Пузырев дотянулся рукой до щетины, не погладил, а жестко ее смял.
— Помните Новгородову? Елизавету? — он обратил глаза на Галуа. — Ну, ту, что в дом отдыха не хотела?.. Ее очередь!.. Го-о-о… вот гак и живем, мать твою! — он выругался что было силы. — Простите, ради бога, — вновь посмотрел на Галуа, потом перевел глаза на Толя. — Хорошо, что еще не на льду живем… — он имел в виду ладожскую эпопею, — земля, как ни говори, попрочнее льда — не проваливается…
Тамбиев и Галуа оставались еще в Ленинграде одиннадцать дней и в такую же, как первый раз, полночь, точно размеченную ритмичными ударами артиллерийских орудий, покинули город, взяв курс на Хвойную…
— Ладога, — сказал Галуа и приник к иллюминатору. Да, самолет шел над озером. Догорала гроза, несильная, уже осенняя. Когда молния тревожила небо, видна была вода и под самым крылом тень самолета — не ровен час, самолет совместится с тенью, зарывшись в воду.

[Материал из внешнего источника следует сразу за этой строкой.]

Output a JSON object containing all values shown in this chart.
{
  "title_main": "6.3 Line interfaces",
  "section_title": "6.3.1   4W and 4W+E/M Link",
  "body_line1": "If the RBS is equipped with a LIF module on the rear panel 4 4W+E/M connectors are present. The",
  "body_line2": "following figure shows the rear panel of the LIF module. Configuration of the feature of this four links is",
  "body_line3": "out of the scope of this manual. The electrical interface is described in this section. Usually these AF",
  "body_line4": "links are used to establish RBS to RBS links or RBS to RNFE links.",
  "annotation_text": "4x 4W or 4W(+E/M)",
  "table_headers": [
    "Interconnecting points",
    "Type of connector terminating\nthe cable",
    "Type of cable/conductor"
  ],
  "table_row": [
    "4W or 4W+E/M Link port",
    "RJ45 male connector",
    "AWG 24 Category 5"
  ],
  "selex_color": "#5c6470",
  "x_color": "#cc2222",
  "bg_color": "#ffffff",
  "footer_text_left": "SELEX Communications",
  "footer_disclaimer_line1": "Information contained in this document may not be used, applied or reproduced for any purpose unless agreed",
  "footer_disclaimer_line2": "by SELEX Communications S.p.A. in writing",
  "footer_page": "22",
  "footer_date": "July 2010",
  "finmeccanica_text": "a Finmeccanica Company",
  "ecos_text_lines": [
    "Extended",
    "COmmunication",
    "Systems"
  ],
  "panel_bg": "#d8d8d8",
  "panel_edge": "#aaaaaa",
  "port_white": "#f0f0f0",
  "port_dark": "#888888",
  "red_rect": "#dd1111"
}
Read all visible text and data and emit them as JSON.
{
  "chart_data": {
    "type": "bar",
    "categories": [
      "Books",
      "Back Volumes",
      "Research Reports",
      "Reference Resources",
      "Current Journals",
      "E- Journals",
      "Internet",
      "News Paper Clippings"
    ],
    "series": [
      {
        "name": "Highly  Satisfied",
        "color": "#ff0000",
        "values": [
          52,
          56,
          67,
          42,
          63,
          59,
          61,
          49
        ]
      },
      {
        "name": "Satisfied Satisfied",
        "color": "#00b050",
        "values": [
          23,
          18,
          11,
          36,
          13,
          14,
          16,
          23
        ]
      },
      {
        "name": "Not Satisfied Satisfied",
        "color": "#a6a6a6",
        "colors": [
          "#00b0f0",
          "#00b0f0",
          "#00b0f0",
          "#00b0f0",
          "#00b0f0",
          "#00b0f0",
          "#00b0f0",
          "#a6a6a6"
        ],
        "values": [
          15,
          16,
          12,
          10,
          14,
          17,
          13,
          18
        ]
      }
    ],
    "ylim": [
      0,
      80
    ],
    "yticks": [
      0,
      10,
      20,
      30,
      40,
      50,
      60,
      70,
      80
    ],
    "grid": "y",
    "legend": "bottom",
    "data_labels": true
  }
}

— Некуда спускаться, а такое впечатление, что никогда ты не был так высоко… — голос Галуа дрогнул, он наклонился — как ни темно было в самолете, он не хотел, чтобы Тамбиев видел его лицо. — Я не знал, что может быть… такая мера горя, — что-то спеклось у него в груди. Ленинградские дни собрались в комок и стали в горле, ему трудно было дышать. — Вы помните это… Котельническое всепрощение?
— Христофор Иванович?
— Не представишь Христофора Ивановича в Ленинграде, не так ли?
— Верно, но тогда непонятно иное, — возразил Тамбиев, возразил не без желания и ободрить, и раззадорить Галуа. — Что такое любовь к человеку?..
Галуа трудно поднял голову:
— История моих Толей — вот что такое любовь к человеку…
Самолет оторвался от воды, которая словно его держала, пошел все выше — озеро оставалось позади.